Desde os primeiros foguetes V2 na Segunda Guerra Mundial, o conceito básico de propulsão de foguetes tem sido expelir gases em alta velocidade na direção oposta ao destino do foguete.

Até hoje, esta é quase a única forma de propulsão usada por foguetes e espaçonaves para escapar da gravidade da Terra e se mover no espaço.

Ela é formalizada na equação do foguete, que, em termos simples, afirma que quanto mais massa é expelida e mais rápido ela é expelida, maior é a propulsão. Isso às vezes é chamado de “a tirania da equação do foguete”. Isso ocorre porque quanto mais propelente é usado, mais propelente é necessário para levantar esse propelente.

Para um foguete típico de estágio único, aproximadamente 90% de sua massa inicial de lançamento deve ser propelente para superar a gravidade da Terra e o arrasto atmosférico. Isso deixa apenas 10% para a estrutura, os sistemas e a carga útil do foguete.

Mas e se houvesse uma alternativa? Por muito tempo, a propulsão sem propelente foi considerada mera fantasia pela comunidade científica e pelo reino da ficção científica.

Ainda assim, algumas vozes dissonantes de cientistas sérios e realizados estão demonstrando resultados experimentais intrigantes e explorando teorias não convencionais para explicá-los.

Um exemplo recente é a apresentação feita por Dr. John Brandenburg na Conferência de Propulsão APEC em 31 de agosto de 2024 sob o título “Descrição e Resultados do Experimento de Modificação da Gravidade”.

O Antigravidade Pode Ser Real

Credibilidade

À primeira vista, o conceito de antigravidade parece muito extravagante e “não científico”, mais adequado à ficção científica, teóricos da conspiração, entusiastas de OVNIs e inventores amadores.

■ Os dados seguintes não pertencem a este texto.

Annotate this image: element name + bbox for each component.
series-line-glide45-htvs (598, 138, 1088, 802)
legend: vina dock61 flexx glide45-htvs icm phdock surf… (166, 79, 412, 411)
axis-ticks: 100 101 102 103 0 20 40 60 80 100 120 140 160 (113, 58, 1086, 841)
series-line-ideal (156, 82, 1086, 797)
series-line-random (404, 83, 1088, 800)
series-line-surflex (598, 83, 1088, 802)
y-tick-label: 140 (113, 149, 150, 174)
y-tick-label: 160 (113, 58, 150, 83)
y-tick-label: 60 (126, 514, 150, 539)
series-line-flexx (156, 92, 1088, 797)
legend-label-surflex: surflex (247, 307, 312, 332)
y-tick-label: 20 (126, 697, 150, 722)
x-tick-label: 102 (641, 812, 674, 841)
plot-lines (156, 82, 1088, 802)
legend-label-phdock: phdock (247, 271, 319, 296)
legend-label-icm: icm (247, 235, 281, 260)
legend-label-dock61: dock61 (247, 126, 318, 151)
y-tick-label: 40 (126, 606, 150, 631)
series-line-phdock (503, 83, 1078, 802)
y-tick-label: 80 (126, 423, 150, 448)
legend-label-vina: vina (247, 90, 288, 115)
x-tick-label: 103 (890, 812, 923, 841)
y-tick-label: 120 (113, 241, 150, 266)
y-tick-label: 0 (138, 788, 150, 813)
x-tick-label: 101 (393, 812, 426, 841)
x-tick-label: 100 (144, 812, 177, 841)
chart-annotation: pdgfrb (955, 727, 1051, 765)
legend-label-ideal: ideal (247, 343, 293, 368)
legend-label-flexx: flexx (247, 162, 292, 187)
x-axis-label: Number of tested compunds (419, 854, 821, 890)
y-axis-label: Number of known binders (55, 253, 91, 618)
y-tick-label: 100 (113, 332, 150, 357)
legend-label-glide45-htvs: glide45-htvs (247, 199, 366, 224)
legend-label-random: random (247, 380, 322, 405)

Portanto, é surpreendente quando alguém com o perfil do Dr. Brandenburg apresenta uma palestra sobre o assunto.

Ele é um físico especializado em plasma, com experiência em pesquisa de fusão nuclear, e “9 ½ anos em Laboratórios de Armas Nucleares no Laboratório Nacional Lawrence Livermore (LLNL) e Laboratórios Sandia em Albuquerque”, ambas instituições exigindo um nível sério de autorização de segurança.

Ele também é o inventor do propulsor micro-ondas eletrotérmico (MET), uma forma avançada de propulsão espacial que usa micro-ondas para criar plasma ultra-quente.

Esse histórico elimina a ideia de que isso vem de uma fonte não séria ou não científica.

Gravidade Eletro-Magnetismo – GEM

Forças Fundamentais

Existem 4 forças fundamentais do Universo reconhecidas pela física moderna, 2 operando em um nível muito curto, atômico ou menor, e 2 operando em uma escala muito grande.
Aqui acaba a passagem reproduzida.